Trump owes it to nation to give intelligence briefings to Biden

President Trump is endangering the country by refusing to allow his apparent successor, Joe Biden, the full intelligence briefings to which incoming presidents have become accustomed.

The Office of the Director of National Intelligence says it will not consult with the Biden transition team until the General Services Administration “ascertains” that Biden has won the election. In particular, Biden is not receiving the “presidential daily briefing” that provides intelligence on national security threats. Trump could choose to allow such briefings to be shared, but he has not done so.

At this stage of the transition process, more than two months from Inauguration Day, even Biden himself said the need “is not critical” yet. “It would be useful, but it’s not necessary.”

Still, the longer Trump waits to bring Biden and his team into the loop, the greater the chances that key information or considerations might fall through the cracks. For example, the delay in providing the daily briefings to George W. Bush’s team during the election dispute in 2000 “hampered the new administration in identifying, recruiting, clearing, and obtaining Senate confirmation of key appointees,” according to the official report of the 9/11 Commission.

In contrast, Bush insisted that his team work diligently with incoming President Barack Obama’s team in 2008-09, in a process jointly overseen by national security adviser Stephen Hadley and White House homeland security adviser Ken Wainstein. I reached out to Wainstein for his insights.

“It is critical for the president-elect to start getting up to speed on the threat picture that he is going to face on the day he takes office,” Wainstein said. “You want the new president and his top team to be internalizing the most current threat information, so they can be thinking about options, hopefully discussing those threats and potential responses with their outgoing counterparts … The sooner they can start that process, the better.”

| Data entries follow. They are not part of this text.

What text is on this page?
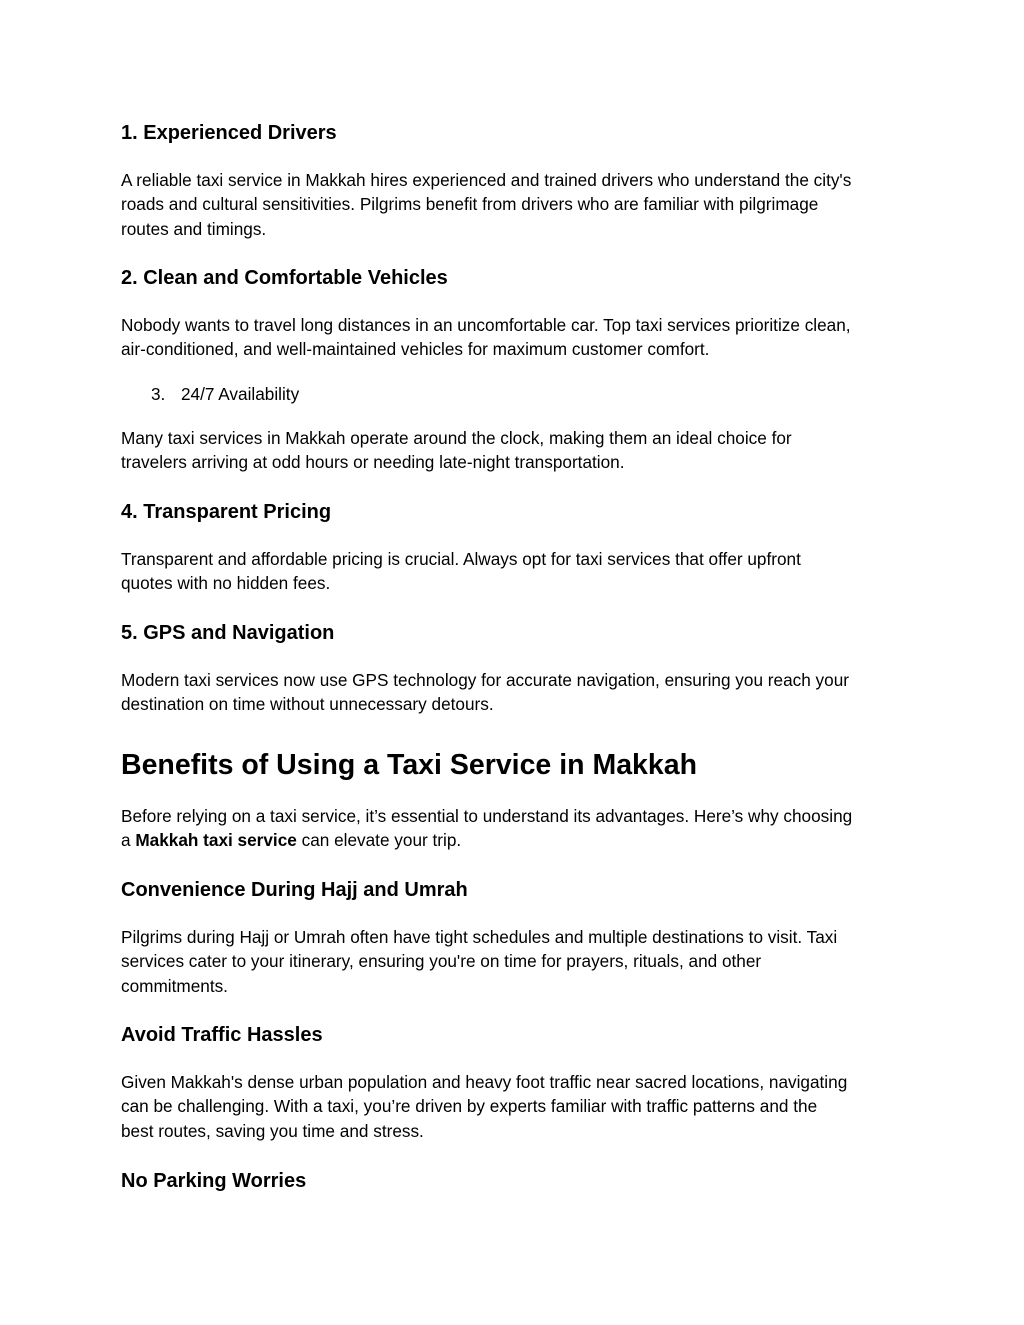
1. Experienced Drivers

A reliable taxi service in Makkah hires experienced and trained drivers who understand the city's
roads and cultural sensitivities. Pilgrims benefit from drivers who are familiar with pilgrimage
routes and timings.

2. Clean and Comfortable Vehicles

Nobody wants to travel long distances in an uncomfortable car. Top taxi services prioritize clean,
air-conditioned, and well-maintained vehicles for maximum customer comfort.

3. 24/7 Availability

Many taxi services in Makkah operate around the clock, making them an ideal choice for
travelers arriving at odd hours or needing late-night transportation.

4. Transparent Pricing

Transparent and affordable pricing is crucial. Always opt for taxi services that offer upfront
quotes with no hidden fees.

5. GPS and Navigation

Modern taxi services now use GPS technology for accurate navigation, ensuring you reach your
destination on time without unnecessary detours.

Benefits of Using a Taxi Service in Makkah

Before relying on a taxi service, it’s essential to understand its advantages. Here’s why choosing
a Makkah taxi service can elevate your trip.

Convenience During Hajj and Umrah

Pilgrims during Hajj or Umrah often have tight schedules and multiple destinations to visit. Taxi
services cater to your itinerary, ensuring you're on time for prayers, rituals, and other
commitments.

Avoid Traffic Hassles

Given Makkah's dense urban population and heavy foot traffic near sacred locations, navigating
can be challenging. With a taxi, you’re driven by experts familiar with traffic patterns and the
best routes, saving you time and stress.

No Parking Worries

Wainstein cited what he described as semi-credible threats that al Shabab, an Islamist group most active in Somalia, planned a terrorist attack during Obama’s 2009 inauguration. He said that because the Bush and Obama teams had begun working together so soon and so cooperatively, they were able to work seamlessly at the same table in the days leading up to the inauguration to monitor and plan protection against the perceived threat.

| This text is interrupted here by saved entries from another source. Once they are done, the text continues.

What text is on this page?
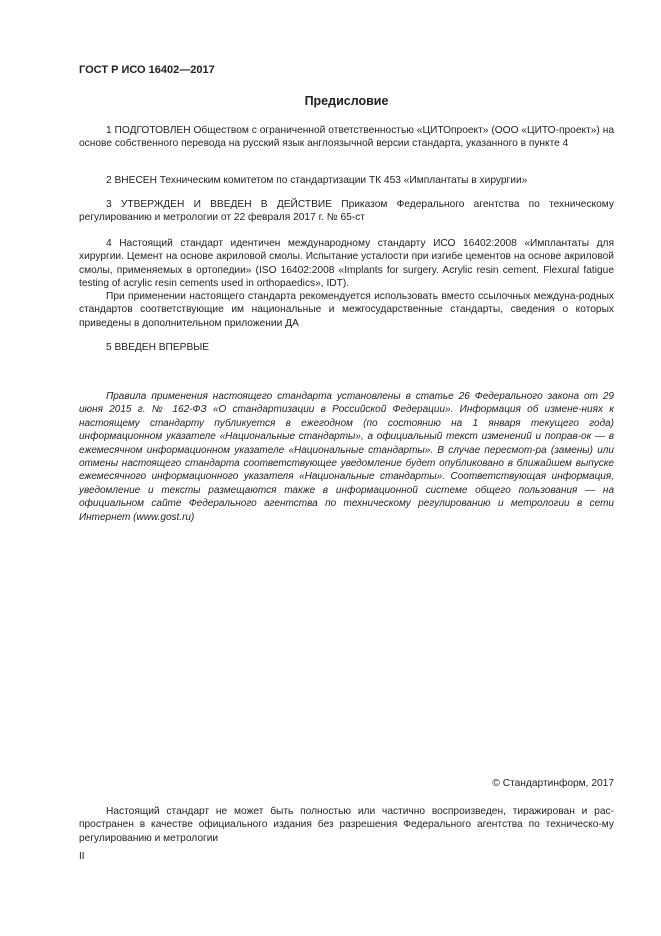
ГОСТ Р ИСО 16402—2017
Предисловие
1 ПОДГОТОВЛЕН Обществом с ограниченной ответственностью «ЦИТОпроект» (ООО «ЦИТО-проект») на основе собственного перевода на русский язык англоязычной версии стандарта, указанного в пункте 4
2 ВНЕСЕН Техническим комитетом по стандартизации ТК 453 «Имплантаты в хирургии»
3 УТВЕРЖДЕН И ВВЕДЕН В ДЕЙСТВИЕ Приказом Федерального агентства по техническому регулированию и метрологии от 22 февраля 2017 г. № 65-ст
4 Настоящий стандарт идентичен международному стандарту ИСО 16402:2008 «Имплантаты для хирургии. Цемент на основе акриловой смолы. Испытание усталости при изгибе цементов на основе акриловой смолы, применяемых в ортопедии» (ISO 16402:2008 «Implants for surgery. Acrylic resin cement. Flexural fatigue testing of acrylic resin cements used in orthopaedics», IDT).
При применении настоящего стандарта рекомендуется использовать вместо ссылочных междуна-родных стандартов соответствующие им национальные и межгосударственные стандарты, сведения о которых приведены в дополнительном приложении ДА
5 ВВЕДЕН ВПЕРВЫЕ
Правила применения настоящего стандарта установлены в статье 26 Федерального закона от 29 июня 2015 г. № 162-ФЗ «О стандартизации в Российской Федерации». Информация об измене-ниях к настоящему стандарту публикуется в ежегодном (по состоянию на 1 января текущего года) информационном указателе «Национальные стандарты», а официальный текст изменений и поправ-ок — в ежемесячном информационном указателе «Национальные стандарты». В случае пересмот-ра (замены) или отмены настоящего стандарта соответствующее уведомление будет опубликовано в ближайшем выпуске ежемесячного информационного указателя «Национальные стандарты». Соответствующая информация, уведомление и тексты размещаются также в информационной системе общего пользования — на официальном сайте Федерального агентства по техническому регулированию и метрологии в сети Интернет (www.gost.ru)
© Стандартинформ, 2017
Настоящий стандарт не может быть полностью или частично воспроизведен, тиражирован и рас-пространен в качестве официального издания без разрешения Федерального агентства по техническо-му регулированию и метрологии
II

“It was critical that we had a relationship already,” he said, “and that all the relevant actors in the different agencies had an understanding of how we operated.”

On the flip side, there seems to be no imaginable harm to allowing Biden and security-cleared aides access to the briefing already, even if, by some long-shot happenstance, Trump prevails in his election challenges. Biden received those briefings already, what Wainstein called, “The most sensitive information that the U.S. government has,” for eight years as vice president. Why should he not again be brought up to speed as soon as possible, for the good of the country he probably will be leading in two months?

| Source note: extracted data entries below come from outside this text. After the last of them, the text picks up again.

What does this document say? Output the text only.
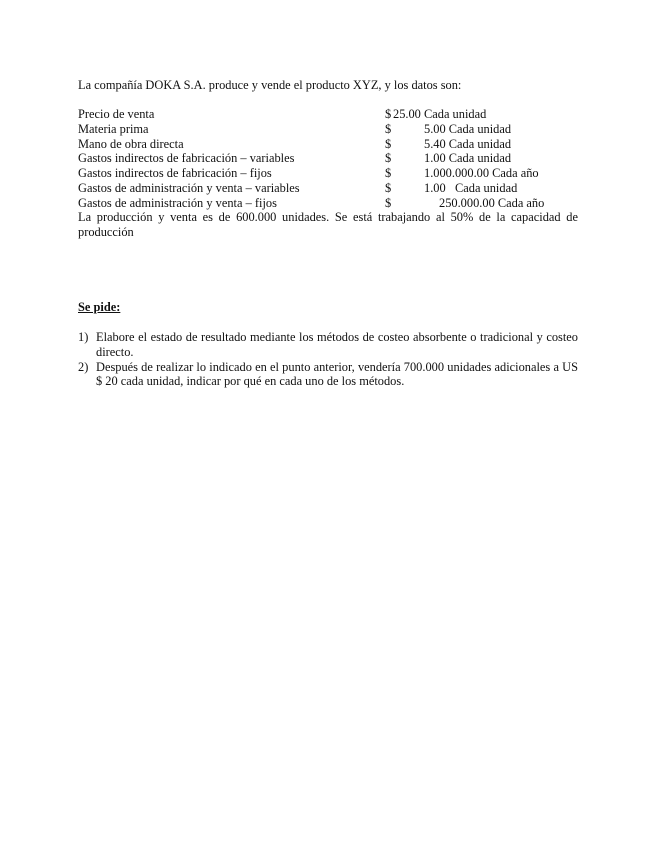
La compañía DOKA S.A. produce y vende el producto XYZ, y los datos son:
Precio de venta	$ 25.00 Cada unidad
Materia prima	$	5.00 Cada unidad
Mano de obra directa	$	5.40 Cada unidad
Gastos indirectos de fabricación – variables	$	1.00 Cada unidad
Gastos indirectos de fabricación – fijos	$	1.000.000.00 Cada año
Gastos de administración y venta – variables	$	1.00 Cada unidad
Gastos de administración y venta – fijos	$	250.000.00 Cada año
La producción y venta es de 600.000 unidades. Se está trabajando al 50% de la capacidad de producción
Se pide:
1) Elabore el estado de resultado mediante los métodos de costeo absorbente o tradicional y costeo directo.
2) Después de realizar lo indicado en el punto anterior, vendería 700.000 unidades adicionales a US $ 20 cada unidad, indicar por qué en cada uno de los métodos.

“This isn’t about politics; this is about national security,” tweeted Mike Rogers, the former Republican chairman of the House Intelligence Committee. “Our adversaries aren’t waiting for the transition to take place. @JoeBiden should receive the President’s Daily Brief (PDB) starting today.”

Rogers is right. There’s everything to gain, and nothing to lose, by assuming for national security purposes that Biden will be president in January. This shouldn’t be about Trump’s belief that he won the election; it should be about what is best for the country no matter who won.